Cidade do México. Inferno ou paraíso?
Após algumas expatriações, você aprende que todo lugar tem seu lado bom e ruim. Alguns têm o lado bom tão bom, que você nem repara no lado ruim. E outros, têm o lado ruim tão ruim, que você não enxerga o lado bom. E a Cidade do México? É difícil responder, pois o que para uns é o paraíso, para outros é o inferno.
De fato, a maioria dos expatriados ama morar aqui. E quando pergunto o porquê, a primeira resposta é a “mordomia”. Todo mundo tem cozinheira, arrumadeira, babá, motorista e, se você mora em casa, ainda tem um “moço” (tipo um faz-tudo). Eu fico chocada, pois isto nem faz parte da minha lista de prioridades (mesmo odiando tarefas domésticas). Aliás, minha lista é bem diferente…
Segurança
Esta é a minha maior prioridade, então, obviamente o México estava na lista dos “nunca-jamais”. Mas na verdade, a insegurança aqui não é a dos arrastões, do assaltante com faca, do tiro disparado pelo moleque drogado. O crime aqui é organizado. É mais ambicioso. É imposto pelo tráfico e pela polícia, que aqui não é corrupta, é criminosa.

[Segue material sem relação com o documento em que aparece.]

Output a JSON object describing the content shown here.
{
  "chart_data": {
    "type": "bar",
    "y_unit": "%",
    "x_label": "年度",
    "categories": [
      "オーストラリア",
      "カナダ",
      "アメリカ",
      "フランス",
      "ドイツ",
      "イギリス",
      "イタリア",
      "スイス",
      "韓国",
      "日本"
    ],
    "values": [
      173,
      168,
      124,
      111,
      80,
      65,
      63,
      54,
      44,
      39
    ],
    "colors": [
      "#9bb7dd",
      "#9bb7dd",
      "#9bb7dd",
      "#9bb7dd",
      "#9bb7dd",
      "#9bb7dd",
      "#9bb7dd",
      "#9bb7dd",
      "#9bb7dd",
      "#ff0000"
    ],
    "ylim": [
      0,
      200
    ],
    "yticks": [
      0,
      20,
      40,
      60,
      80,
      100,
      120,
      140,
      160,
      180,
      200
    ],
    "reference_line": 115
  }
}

Os traficantes não estão escondidos nas favelas. São conhecidos e influentes, são nossos vizinhos, pais dos amiguinhos da escola. Sequestros e assassinatos horríveis, execução no supermercado da esquina, gente enforcada na praça, tiros no jardim ao lado, são coisas que realmente acontecem. Mas, tenho que admitir, que passo menos medo aqui do que passava em São Paulo.
Não tenho medo de parar no semáforo ou tirar dinheiro no caixa eletrônico, mas tenho pânico, por exemplo, de que um policial me mande estacionar. É difícil explicar! Tenho medos maiores, com menos frequência. Tenho medo de sequestro, da truculência e da extorsão da polícia, mas não é o medo diário e iminente que sentia em São Paulo. É o medo improvável e distante, das estatísticas do mundo do narco, do qual não fazemos parte.
A comida
Outro item elogiado pelos expatriados é a comida. Em 2010, a gastronomia mexicana foi reconhecida pela ONU como Patrimônio Cultural da Humanidade, mas se você não é adepta do picante, vai sofrer!
Eu experimento tudo, formiga, gafanhoto e um monte de novidades, e já tenho algumas paixões e até alguns vícios…mas a verdade é que mesmo as comidas que os mexicanos insistem em dizer que não “picam” (não são picantes) quase arrancam a pele da sua língua! Aprendemos rápido: se eles dizem que não pica, pica! Se eles dizem “pica poco”, pica muito. E, quando eles assumem que pica, saia de perto porque vai derreter sua cabeça! E sim, a cidade oferece muitas opções internacionais mas, se você bobear, o sushi pica, o espaguete pica e o serviço pode deixar muito a desejar.
Estou aqui há quase 3 anos e nunca uma entrada chegou antes do prato principal. Lentidão, pedidos errados, garçom com dedo dentro do prato, erros na conta, e até a desagradável surpresa do sanduba que pedi pra viagem estar mordido, são só alguns exemplos. Portanto, prefiro a comida do meu marido, principalmente pois, para chegar aos bons restaurantes, levaremos mais de uma hora! O que nos leva a outro item:
O trânsito
Todo mundo sabe que o trânsito aqui é um dos piores do mundo. O problema não é só o excesso de carros. Tirar carta de motorista é muito fácil e põe na rua um monte de gente que dirige mal. Pra piorar, a cidade, enorme, é muito mal planejada. O segredo é sempre ter comida e água no carro, pois você pode passar 3 horas em um percurso que duraria 20 minutos.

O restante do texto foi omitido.